Marva’s laugh is a softer, gentler sound than I thought her capable of making. “I did. And she’s got the patience of a saint to deal with me spending a couple of cycles every revol on this saintsforsaken planet dealing with messes like you and that human of yours.”
That human of mine.
My chest aches again, a deep, vital crack that extends to the very core of me, and I fight the urge to run after her.
How much simpler might it be if I could.
If I could snatch her up, keep her with me, whisk us both away to a future with no wayward sisters and no higher callings, a universe in which we could just beus.
But that’s not the universe we live in.
This universe—the one we’ve both had to contend with for so many difficult years—still has more that it demands from us. It still has responsibilities. It still has sorrows.
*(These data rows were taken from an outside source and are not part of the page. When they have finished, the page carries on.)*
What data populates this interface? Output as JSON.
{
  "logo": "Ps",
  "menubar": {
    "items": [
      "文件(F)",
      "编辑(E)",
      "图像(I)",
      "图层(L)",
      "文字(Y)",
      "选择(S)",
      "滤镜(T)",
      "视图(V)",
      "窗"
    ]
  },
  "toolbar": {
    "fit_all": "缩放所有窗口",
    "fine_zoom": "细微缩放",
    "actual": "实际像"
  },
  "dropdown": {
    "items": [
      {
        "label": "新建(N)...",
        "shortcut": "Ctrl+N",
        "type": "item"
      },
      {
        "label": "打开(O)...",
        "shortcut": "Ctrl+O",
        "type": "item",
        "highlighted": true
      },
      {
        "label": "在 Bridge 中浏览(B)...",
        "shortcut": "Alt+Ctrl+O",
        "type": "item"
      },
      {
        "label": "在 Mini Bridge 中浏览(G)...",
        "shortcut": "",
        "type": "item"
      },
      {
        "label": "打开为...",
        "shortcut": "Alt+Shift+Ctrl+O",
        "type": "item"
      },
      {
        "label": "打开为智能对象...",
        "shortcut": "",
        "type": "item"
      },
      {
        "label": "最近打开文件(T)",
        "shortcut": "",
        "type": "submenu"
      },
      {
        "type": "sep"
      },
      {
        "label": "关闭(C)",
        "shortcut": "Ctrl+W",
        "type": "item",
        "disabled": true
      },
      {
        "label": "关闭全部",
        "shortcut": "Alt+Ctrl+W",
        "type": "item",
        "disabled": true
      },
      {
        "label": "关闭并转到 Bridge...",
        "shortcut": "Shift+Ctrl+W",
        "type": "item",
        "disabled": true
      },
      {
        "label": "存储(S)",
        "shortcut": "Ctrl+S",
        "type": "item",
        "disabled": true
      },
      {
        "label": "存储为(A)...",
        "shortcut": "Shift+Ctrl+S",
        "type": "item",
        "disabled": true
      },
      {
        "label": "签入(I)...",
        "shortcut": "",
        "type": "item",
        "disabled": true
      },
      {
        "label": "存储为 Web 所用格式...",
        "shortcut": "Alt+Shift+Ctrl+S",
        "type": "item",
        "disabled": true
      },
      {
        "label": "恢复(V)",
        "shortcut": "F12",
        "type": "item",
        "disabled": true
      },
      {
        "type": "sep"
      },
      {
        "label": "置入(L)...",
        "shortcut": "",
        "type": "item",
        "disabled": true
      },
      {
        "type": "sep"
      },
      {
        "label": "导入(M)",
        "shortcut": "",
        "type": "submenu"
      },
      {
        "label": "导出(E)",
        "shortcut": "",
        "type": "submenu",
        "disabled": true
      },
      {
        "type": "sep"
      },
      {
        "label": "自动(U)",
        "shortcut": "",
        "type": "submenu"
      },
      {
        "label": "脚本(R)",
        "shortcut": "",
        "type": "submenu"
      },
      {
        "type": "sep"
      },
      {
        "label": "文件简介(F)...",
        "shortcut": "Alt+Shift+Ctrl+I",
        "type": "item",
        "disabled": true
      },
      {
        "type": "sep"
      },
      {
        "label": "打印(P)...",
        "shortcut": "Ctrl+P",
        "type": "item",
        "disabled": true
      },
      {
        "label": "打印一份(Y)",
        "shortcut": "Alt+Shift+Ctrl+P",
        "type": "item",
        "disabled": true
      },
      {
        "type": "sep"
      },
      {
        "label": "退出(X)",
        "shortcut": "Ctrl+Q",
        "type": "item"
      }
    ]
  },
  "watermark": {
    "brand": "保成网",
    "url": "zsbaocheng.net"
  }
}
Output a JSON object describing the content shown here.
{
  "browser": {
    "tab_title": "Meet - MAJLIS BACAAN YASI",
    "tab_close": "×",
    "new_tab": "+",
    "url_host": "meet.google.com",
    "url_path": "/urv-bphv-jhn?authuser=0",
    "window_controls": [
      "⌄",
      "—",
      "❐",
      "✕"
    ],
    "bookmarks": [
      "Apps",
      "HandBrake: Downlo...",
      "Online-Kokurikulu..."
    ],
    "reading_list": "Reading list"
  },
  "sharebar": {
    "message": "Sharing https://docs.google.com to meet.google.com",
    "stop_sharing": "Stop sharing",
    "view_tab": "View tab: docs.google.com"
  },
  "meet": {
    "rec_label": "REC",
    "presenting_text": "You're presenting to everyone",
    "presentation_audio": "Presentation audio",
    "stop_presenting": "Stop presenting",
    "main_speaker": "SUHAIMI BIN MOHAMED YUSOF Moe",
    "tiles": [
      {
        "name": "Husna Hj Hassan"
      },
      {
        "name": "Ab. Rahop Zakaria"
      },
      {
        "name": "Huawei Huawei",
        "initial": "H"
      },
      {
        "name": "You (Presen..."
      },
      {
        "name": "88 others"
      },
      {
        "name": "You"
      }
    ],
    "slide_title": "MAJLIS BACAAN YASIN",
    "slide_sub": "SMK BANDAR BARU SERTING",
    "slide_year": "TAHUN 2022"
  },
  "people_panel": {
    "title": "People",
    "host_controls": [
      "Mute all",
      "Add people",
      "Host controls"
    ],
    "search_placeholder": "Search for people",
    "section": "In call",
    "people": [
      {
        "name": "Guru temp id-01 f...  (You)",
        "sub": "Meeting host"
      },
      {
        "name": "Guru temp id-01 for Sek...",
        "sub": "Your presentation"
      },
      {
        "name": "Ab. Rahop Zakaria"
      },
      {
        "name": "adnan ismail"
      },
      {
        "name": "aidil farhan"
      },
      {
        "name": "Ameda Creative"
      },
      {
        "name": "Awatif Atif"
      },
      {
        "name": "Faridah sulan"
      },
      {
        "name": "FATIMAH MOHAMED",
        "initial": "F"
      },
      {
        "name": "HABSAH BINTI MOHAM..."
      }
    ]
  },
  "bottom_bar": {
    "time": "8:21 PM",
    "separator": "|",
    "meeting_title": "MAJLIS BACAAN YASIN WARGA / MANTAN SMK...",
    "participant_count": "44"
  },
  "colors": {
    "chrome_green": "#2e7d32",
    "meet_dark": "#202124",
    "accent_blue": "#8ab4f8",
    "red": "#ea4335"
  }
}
But perhaps it also still has a future like the one Roslyn hinted at earlier today.
Perhaps it’s got a different path.
Perhaps it has a happy ending we both could still dream of, if only I can make myself worthy of it, worthy of her.
“And I might have an idea or two for how to help you find yours.”
My gaze snaps to Marva’s, and the crooked grin she’s wearing sends a spark through my chest. Buoyant, expansive, making room for something other than the misery that settled there when Roslyn walked away.
“I’d like to hear them.”
Marva’s grin widens. She claps me on the shoulder, and it’s impossible not to name the bubble of light still spreading in my chest for what it is.
Hope.
My warrior doesn’t deserve half-measures, and she doesn’t deserve half a male to be her partner.
She deserves worlds and stars and galaxies at her feet.
She deserves a life, a whole life, filled with certainty and safety and peace.